Wartime love letters show
SECOND World War love letters have been turned into works of art which will go on show for the first time over Remembrance weekend in Exeter
About 50 of the hundreds of letters written over a five-year period by an aircraft engineer separated by the war from his love have been used by paper artist Gillian Taylor to "give them a new life".
She has made collections of tiny, gold paper-lined envelopes out of the hand-written letters, which have been framed.
Ms Taylor, who bought the letters on the eBay internet site, said the letters from author Eric to his love, a Swiss woman called Jose, were "full of tenderness mixed with a tension and an uncertainness reflective of the times."
The Love Letters anthology will be exhibited for Exeter Open Studios in Queen Street during the weekend of Remembrance Sunday.
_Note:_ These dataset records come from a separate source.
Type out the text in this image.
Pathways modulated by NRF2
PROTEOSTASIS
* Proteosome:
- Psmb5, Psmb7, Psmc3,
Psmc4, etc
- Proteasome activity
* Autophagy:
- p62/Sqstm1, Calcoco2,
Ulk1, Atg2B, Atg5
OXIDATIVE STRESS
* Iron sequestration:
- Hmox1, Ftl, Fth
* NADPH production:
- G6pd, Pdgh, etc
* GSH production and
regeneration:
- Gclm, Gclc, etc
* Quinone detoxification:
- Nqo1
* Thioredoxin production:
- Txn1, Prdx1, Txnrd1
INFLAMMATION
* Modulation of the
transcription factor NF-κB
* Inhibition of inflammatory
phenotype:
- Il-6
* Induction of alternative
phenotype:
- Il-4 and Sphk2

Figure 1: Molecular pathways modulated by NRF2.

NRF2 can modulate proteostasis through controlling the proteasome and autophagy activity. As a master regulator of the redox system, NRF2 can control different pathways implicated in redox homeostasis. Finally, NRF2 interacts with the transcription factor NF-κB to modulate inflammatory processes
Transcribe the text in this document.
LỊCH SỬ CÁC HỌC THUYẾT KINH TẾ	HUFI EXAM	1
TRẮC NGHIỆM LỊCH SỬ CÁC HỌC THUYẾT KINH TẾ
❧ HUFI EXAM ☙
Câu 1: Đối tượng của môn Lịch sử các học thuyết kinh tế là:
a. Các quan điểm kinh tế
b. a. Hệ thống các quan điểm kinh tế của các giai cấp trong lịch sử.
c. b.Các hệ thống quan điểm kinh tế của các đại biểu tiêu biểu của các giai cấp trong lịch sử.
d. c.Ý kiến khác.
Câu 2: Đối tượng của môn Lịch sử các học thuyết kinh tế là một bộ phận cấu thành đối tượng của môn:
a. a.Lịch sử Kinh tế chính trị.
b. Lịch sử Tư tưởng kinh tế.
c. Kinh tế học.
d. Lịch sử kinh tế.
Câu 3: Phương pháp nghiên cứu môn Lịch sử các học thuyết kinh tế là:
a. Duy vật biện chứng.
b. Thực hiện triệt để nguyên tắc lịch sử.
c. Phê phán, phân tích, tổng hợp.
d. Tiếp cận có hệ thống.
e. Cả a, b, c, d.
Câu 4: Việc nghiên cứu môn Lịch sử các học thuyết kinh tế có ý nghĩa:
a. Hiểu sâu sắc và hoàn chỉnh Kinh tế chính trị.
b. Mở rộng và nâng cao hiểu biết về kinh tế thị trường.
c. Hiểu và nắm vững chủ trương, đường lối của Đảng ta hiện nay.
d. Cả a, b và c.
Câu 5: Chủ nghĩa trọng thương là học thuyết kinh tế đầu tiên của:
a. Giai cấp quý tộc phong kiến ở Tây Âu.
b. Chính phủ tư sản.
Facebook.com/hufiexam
It appeared the couple met while working at the same house, he as a gardener and she possibly as a cook.
He moved to Southampton to work as an aircraft engineer, repairing fighter and bomber planes, while she remained in Sussex.
Beginning in 1937, he wrote two or three times a week for almost five years, said Ms Taylor.
"During this time the relationship blossomed, and they were married in 1940," said Ms Taylor, adding that the author of the letters died in Southampton in 1975.
"Written communication has changed so much over the last 60 years," she said, adding:" I feel inspired and very privileged to have the letters, and I spent a long time thinking about whether I could use them.
"I concluded that by making them into art, I am giving them a new life."
Ms Taylor said she had scanned all the contents of the letters, and she intended to use more in other works.